Historisch gesehen entwickelte sich der Goldpreis tendenziell umgekehrt zu den Realzinsen: Höhere Realzinsen gingen in der Regel mit niedrigeren Goldpreisen einher, während sinkende Realzinsen den Goldpreis typischerweise stützten.
Der neue Fed-Vorsitzende scheint darauf bedacht zu sein, durch einen restriktiven Ton zu Beginn seiner Amtszeit Glaubwürdigkeit zu schaffen. Dies hat zu einem gewissen Aufwärtsdruck auf die Zinsen beigetragen, auch wenn weiterhin ungewiss ist, ob die Fed letztendlich geldpolitische Maßnahmen ergreifen wird, die so restriktiv sind, wie es ihre Kommunikation vermuten lässt. Sollte die Fed einen gemäßigteren Ton anschlagen als von den Märkten erwartet, könnte Gold zulegen. Umgekehrt könnten anhaltende Sorgen über höhere Realzinsen weiterhin einen Gegenwind darstellen.
Auch höhere Ölpreise könnten die Aussichten beeinflussen. Insofern steigende Ölpreise den Inflationsdruck verstärken und die Märkte dazu veranlassen, höhere Zinsen zu erwarten, könnten sie über den Realzinskanal indirekt auf den Goldpreis drücken.
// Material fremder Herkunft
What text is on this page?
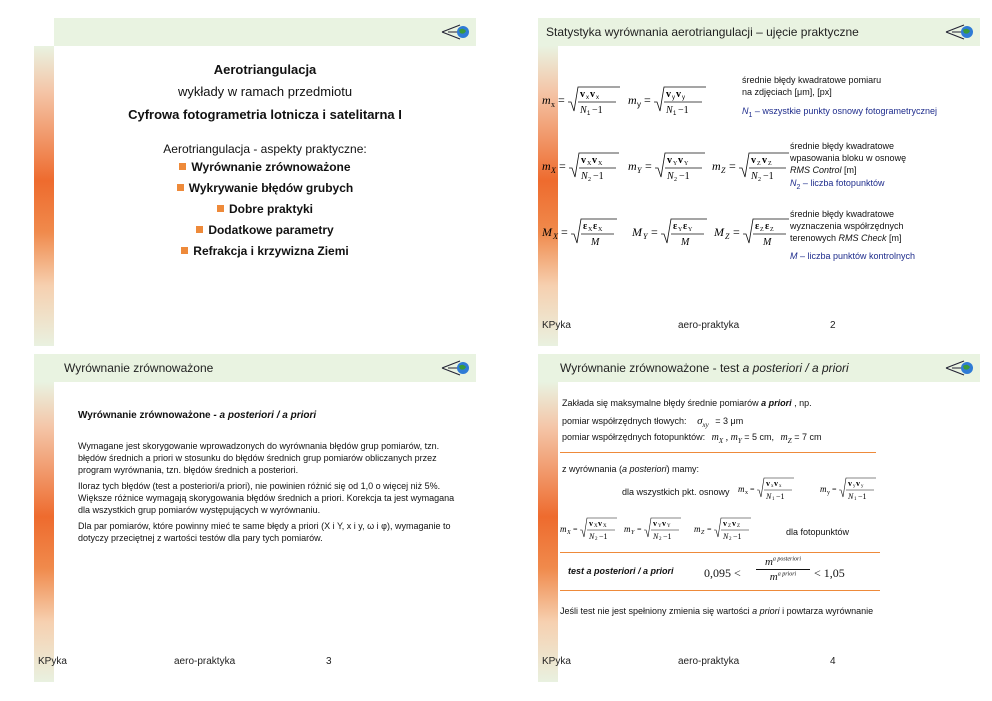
Aerotriangulacja
wykłady w ramach przedmiotu
Cyfrowa fotogrametria lotnicza i satelitarna I
Aerotriangulacja - aspekty praktyczne:
Wyrównanie zrównoważone
Wykrywanie błędów grubych
Dobre praktyki
Dodatkowe parametry
Refrakcja i krzywizna Ziemi
Statystyka wyrównania aerotriangulacji – ujęcie praktyczne
m x = v x v x
N 1 −1
m y = v y v y
N 1 −1
średnie błędy kwadratowe pomiaru
na zdjęciach [μm], [px]
$N_1$ – wszystkie punkty osnowy fotogrametrycznej
m X = v X v X
N 2 −1
m Y = v Y v Y
N 2 −1
m Z = v Z v Z
N 2 −1
średnie błędy kwadratowe
wpasowania bloku w osnowę
RMS Control [m]
$N_2$ – liczba fotopunktów
M X = ε X ε X
M
M Y = ε Y ε Y
M
M Z = ε Z ε Z
M
średnie błędy kwadratowe
wyznaczenia współrzędnych
terenowych RMS Check [m]
M – liczba punktów kontrolnych
KPyka	aero-praktyka	2
Wyrównanie zrównoważone
Wyrównanie zrównoważone - a posteriori / a priori
Wymagane jest skorygowanie wprowadzonych do wyrównania błędów grup pomiarów, tzn. błędów średnich a priori w stosunku do błędów średnich grup pomiarów obliczanych przez program wyrównania, tzn. błędów średnich a posteriori.
Iloraz tych błędów (test a posteriori/a priori), nie powinien różnić się od 1,0 o więcej niż 5%. Większe różnice wymagają skorygowania błędów średnich a priori. Korekcja ta jest wymagana dla wszystkich grup pomiarów występujących w wyrównaniu.
Dla par pomiarów, które powinny mieć te same błędy a priori (X i Y, x i y, ω i φ), wymaganie to dotyczy przeciętnej z wartości testów dla pary tych pomiarów.
KPyka	aero-praktyka	3
Wyrównanie zrównoważone - test a posteriori / a priori
Zakłada się maksymalne błędy średnie pomiarów a priori , np.
pomiar współrzędnych tłowych: $\sigma_{xy} = 3$ μm
pomiar współrzędnych fotopunktów: $m_X$ , $m_Y = 5$ cm, $m_Z = 7$ cm
z wyrównania (a posteriori) mamy:
dla wszystkich pkt. osnowy m x =
v x v x
N 1 −1
m y =
v y v y
N 1 −1
m X =
v X v X
N 2 −1
m Y =
v Y v Y
N 2 −1
m Z =
v Z v Z
N 2 −1	dla fotopunktów
test a posteriori / a priori	0,095 <
$m^{a posteriori}$
$m^{a priori}$	< 1,05
Jeśli test nie jest spełniony zmienia się wartości a priori i powtarza wyrównanie
KPyka	aero-praktyka	4
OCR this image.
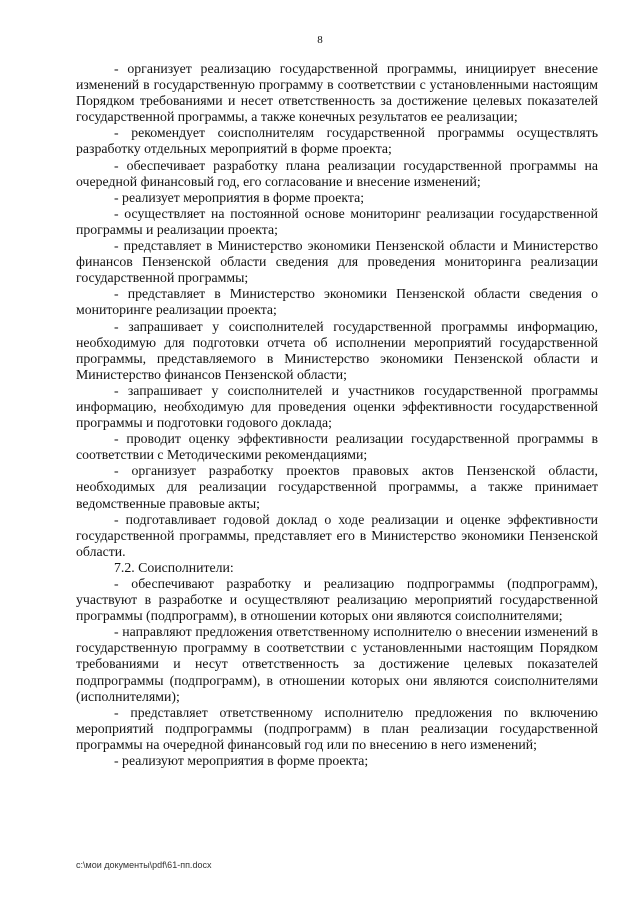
8

- организует реализацию государственной программы, инициирует внесение изменений в государственную программу в соответствии с установленными настоящим Порядком требованиями и несет ответственность за достижение целевых показателей государственной программы, а также конечных результатов ее реализации;

- рекомендует соисполнителям государственной программы осуществлять разработку отдельных мероприятий в форме проекта;

- обеспечивает разработку плана реализации государственной программы на очередной финансовый год, его согласование и внесение изменений;

- реализует мероприятия в форме проекта;

- осуществляет на постоянной основе мониторинг реализации государственной программы и реализации проекта;

- представляет в Министерство экономики Пензенской области и Министерство финансов Пензенской области сведения для проведения мониторинга реализации государственной программы;

- представляет в Министерство экономики Пензенской области сведения о мониторинге реализации проекта;

- запрашивает у соисполнителей государственной программы информацию, необходимую для подготовки отчета об исполнении мероприятий государственной программы, представляемого в Министерство экономики Пензенской области и Министерство финансов Пензенской области;

- запрашивает у соисполнителей и участников государственной программы информацию, необходимую для проведения оценки эффективности государственной программы и подготовки годового доклада;

- проводит оценку эффективности реализации государственной программы в соответствии с Методическими рекомендациями;

- организует разработку проектов правовых актов Пензенской области, необходимых для реализации государственной программы, а также принимает ведомственные правовые акты;

- подготавливает годовой доклад о ходе реализации и оценке эффективности государственной программы, представляет его в Министерство экономики Пензенской области.

7.2. Соисполнители:

- обеспечивают разработку и реализацию подпрограммы (подпрограмм), участвуют в разработке и осуществляют реализацию мероприятий государственной программы (подпрограмм), в отношении которых они являются соисполнителями;

- направляют предложения ответственному исполнителю о внесении изменений в государственную программу в соответствии с установленными настоящим Порядком требованиями и несут ответственность за достижение целевых показателей подпрограммы (подпрограмм), в отношении которых они являются соисполнителями (исполнителями);

- представляет ответственному исполнителю предложения по включению мероприятий подпрограммы (подпрограмм) в план реализации государственной программы на очередной финансовый год или по внесению в него изменений;

- реализуют мероприятия в форме проекта;

c:\мои документы\pdf\61-пп.docx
Langfristig gesehen glauben wir jedoch, dass die strukturellen Argumente für Gold weiterhin bestehen. Gold könnte weiterhin als potenzielle Absicherung gegen Währungsentwertung und die Risiken dienen, die mit anhaltend hohen Staatsschulden und Haushaltsdefiziten verbunden sind.
Da ein nennenswerter Rückgang der Schulden und Defizite unwahrscheinlich ist und diese infolge zusätzlicher kriegsbedingter Ausgaben möglicherweise sogar steigen werden, sind wir weiterhin der Ansicht, dass Gold eine wertvolle langfristige Absicherungsfunktion erfüllen kann. Die jüngste Schwäche scheint eher mit einer kurzfristigen Phase der Besorgnis über höhere Realzinsen zusammenzuhängen als mit einer Verschlechterung der längerfristigen Anlageaussichten.